America needs you to vote and we’re not telling you who to vote for.
But if this election is like previous ones, you most likely won’t.
Why is that?
Because you don’t take so kindly being told what to do, which then takes away your choosing to do it and replaces it with having to do it. And that’s not your deal.
Maybe an alternate approach would be more successful…
I’m going to try an experiment. Please tell me how it worked.
In October, 2019 I gave a presentation in Moscow related to my book, “Just Listen,” which became one of the top books in the world on the topic with 25 translations. Interestingly, but not surprisingly, other countries appear to be more interested in becoming better listeners because I am much less frequently asked to speak to America audiences on how to improve their listening and empathy. Apparently, Americans would rather be listened to than listen to others.

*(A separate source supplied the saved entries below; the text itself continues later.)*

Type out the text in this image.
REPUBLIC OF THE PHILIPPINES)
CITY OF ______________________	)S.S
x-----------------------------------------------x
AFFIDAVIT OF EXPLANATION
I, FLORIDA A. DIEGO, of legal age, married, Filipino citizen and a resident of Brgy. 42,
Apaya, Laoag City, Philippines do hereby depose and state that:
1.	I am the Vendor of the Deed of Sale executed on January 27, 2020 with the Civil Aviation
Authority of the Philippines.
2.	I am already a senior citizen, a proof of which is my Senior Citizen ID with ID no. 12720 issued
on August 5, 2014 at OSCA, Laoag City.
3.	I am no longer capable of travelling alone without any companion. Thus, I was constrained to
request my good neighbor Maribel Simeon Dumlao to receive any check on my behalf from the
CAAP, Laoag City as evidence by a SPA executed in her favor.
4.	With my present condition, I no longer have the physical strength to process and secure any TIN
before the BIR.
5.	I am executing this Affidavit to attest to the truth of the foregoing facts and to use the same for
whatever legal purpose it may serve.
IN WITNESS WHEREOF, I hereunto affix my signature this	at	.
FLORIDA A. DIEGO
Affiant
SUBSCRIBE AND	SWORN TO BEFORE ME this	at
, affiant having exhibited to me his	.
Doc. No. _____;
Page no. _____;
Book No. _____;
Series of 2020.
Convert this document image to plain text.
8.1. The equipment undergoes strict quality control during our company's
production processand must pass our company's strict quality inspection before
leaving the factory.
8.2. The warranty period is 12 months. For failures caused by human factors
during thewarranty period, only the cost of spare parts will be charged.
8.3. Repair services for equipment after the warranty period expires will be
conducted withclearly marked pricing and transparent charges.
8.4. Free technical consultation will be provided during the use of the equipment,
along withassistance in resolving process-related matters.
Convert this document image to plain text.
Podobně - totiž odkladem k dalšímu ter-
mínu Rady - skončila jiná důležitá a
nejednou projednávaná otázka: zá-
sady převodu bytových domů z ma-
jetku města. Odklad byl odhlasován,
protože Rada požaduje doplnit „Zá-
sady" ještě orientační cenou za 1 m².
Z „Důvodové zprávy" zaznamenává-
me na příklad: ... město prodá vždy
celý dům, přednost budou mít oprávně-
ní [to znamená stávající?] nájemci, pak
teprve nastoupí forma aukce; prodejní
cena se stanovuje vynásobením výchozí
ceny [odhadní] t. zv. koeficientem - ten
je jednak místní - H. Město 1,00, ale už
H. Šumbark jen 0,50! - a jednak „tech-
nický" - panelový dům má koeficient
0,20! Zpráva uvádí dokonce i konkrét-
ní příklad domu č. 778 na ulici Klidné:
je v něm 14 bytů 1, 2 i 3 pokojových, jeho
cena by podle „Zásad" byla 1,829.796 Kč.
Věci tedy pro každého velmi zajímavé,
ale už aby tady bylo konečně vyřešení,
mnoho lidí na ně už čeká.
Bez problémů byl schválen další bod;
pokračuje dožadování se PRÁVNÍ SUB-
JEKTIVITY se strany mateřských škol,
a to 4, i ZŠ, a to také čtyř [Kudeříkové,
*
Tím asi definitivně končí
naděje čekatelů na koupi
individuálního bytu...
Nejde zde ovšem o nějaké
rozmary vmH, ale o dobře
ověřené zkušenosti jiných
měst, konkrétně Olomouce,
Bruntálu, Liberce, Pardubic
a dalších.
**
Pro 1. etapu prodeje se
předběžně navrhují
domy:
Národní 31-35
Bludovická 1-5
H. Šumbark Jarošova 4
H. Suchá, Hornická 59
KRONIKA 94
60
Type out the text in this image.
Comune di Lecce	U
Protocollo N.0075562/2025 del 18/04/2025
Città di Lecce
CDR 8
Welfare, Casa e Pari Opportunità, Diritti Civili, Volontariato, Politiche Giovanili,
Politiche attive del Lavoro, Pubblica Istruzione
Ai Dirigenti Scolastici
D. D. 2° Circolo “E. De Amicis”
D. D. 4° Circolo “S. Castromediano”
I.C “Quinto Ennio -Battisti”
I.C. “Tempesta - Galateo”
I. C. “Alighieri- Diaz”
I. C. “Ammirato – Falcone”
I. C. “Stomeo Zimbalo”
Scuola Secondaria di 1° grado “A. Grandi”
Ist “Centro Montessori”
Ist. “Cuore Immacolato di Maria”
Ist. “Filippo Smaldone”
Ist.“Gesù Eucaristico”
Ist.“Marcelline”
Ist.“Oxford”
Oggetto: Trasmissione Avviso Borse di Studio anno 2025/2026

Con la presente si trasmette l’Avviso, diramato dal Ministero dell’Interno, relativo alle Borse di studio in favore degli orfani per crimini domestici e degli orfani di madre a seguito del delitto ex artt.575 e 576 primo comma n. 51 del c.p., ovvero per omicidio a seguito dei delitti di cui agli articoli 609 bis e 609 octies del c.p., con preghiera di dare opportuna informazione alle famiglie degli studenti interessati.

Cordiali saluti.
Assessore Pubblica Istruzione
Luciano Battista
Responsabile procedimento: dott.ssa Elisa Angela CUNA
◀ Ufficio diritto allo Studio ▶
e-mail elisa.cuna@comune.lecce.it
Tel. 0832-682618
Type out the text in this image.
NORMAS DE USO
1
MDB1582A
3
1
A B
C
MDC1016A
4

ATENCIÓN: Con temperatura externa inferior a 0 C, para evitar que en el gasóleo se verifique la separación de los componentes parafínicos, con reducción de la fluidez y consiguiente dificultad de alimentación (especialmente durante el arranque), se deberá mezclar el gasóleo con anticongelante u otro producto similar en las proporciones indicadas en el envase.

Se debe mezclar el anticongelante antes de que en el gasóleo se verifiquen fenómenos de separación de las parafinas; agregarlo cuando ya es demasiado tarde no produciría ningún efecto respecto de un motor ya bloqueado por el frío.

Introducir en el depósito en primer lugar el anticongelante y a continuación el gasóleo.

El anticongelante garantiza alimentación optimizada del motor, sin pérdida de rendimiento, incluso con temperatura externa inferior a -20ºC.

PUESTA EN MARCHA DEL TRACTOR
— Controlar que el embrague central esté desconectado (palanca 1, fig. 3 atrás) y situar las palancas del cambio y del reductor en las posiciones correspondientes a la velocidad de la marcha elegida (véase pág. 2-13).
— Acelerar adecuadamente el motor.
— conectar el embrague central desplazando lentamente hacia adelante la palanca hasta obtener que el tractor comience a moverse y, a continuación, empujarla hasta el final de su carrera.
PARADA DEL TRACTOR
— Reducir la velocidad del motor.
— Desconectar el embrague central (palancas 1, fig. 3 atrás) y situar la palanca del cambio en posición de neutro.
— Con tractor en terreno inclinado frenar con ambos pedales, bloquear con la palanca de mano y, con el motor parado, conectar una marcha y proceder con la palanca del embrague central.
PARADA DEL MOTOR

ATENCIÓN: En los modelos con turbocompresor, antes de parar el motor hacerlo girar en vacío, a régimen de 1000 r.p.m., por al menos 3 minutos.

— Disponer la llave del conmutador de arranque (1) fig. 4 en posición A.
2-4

In that presentation I explained how when you focus on what other people are listening for, (because everyone is always listening for something when they’re in a conversation) and you get where people are truly coming from and then help them, or at least empathize and validate their need, people will feel grateful. And then they will lean towards you and possibly show their appreciation by considering what you then say to them.
So, my non-fellow boomer generation millennials, is this where you’re coming from and what may explain some of your reluctance to vote?
- You believe your vote won’t make a difference and the difference it makes is not worth the hassle there will be in voting. BTW one of the greatest negative feedback loops on doing anything in life, is to believe that whatever you do won’t make a difference in the world or in your own life and will certainly not do much about causing you to be happier in your life, so you think, “Why bother?” and then you don’t bother to do anything.
- You are cynical and with good reason. That’s because most times you have trusted and believed what you’ve been told by older generations and “the system,” you’ve been disappointed and even worse, deceived. And you’d rather be cynical than foolish for trusting and believing again. You know the old saying, “Fool me once, shame on you; fool me twice, shame on me.”
- You are asked to be loyal to a system or a company and to work very hard for it, without it being loyal to you. That’s because at the first economic sign that your company needs to lay off people, and you’re in an unfortunate expendable place, you can be laid off in a heartbeat with not much of a safety net.
- Although superficially it might be fun and funny to be witty, sarcastic and jaded, down deep, it actually doesn’t give you any true pleasure to be cynical and negative. Down deep you’d really like to believe again, but if you do so and you’re disappointed or deceived again, it will just reinforce why you shouldn’t trust or believe anything about the system.
- There has been a cumulative effect of being disappointed and deceived where when it first began, you felt hurt, then you felt fearful knowing it could happen again, and then, given the choice of being afraid or being angry, you chose angry. That’s because fear can stop you in your tracks, but with anger, at least you can move. And you have continued to stay angry.
If however, the system and older generations could dig down through your cynicism and anger and drill down to what is really going on with you, might it and might we, discover that you really do want to trust and believe, but be able to do it safely and without the worry of being disappointed or deceived and then feeling foolish yet again?
I know that the cynical part you might be tempted to blow me off right now.
But consider this as maybe what you’re listening for.
Might you way down deep want and even ache to trust and believe again because you unconsciously know that staying cynical and angry, as energizing as it might be in the near term, will eventually lead to cynicism and protest fatigue.
After that fatigue takes hold and doesn’t let up, it can eventually cross over into hopelessness and pointlessness and just plain giving up. And then you’ll withdraw, go radio silent, maybe turn to opiates and not infrequently and tragically end up in the obituary column.
If the above is true and you let us, the system and older generations, know that you’re willing to give hope another chance by voting in November and we are willing to have you hold us accountable if we disappoint or deceive you again, might you cast your vote in November?
Afterward – the system probably will only truly change when you as the younger generation join it as did John Lewis and like him cause “good trouble” and fight the good fight to change the system from within. Unfortunately that may be a challenge, people are living longer and the system has not found a way or process to cause aging politicians (as in over the age of 70) to move aside sooner and “go gently into that good night instead of staying on too long waiting for the dying of the light.”
You don’t have to be a millennial to have cynicism you’d like to overcome.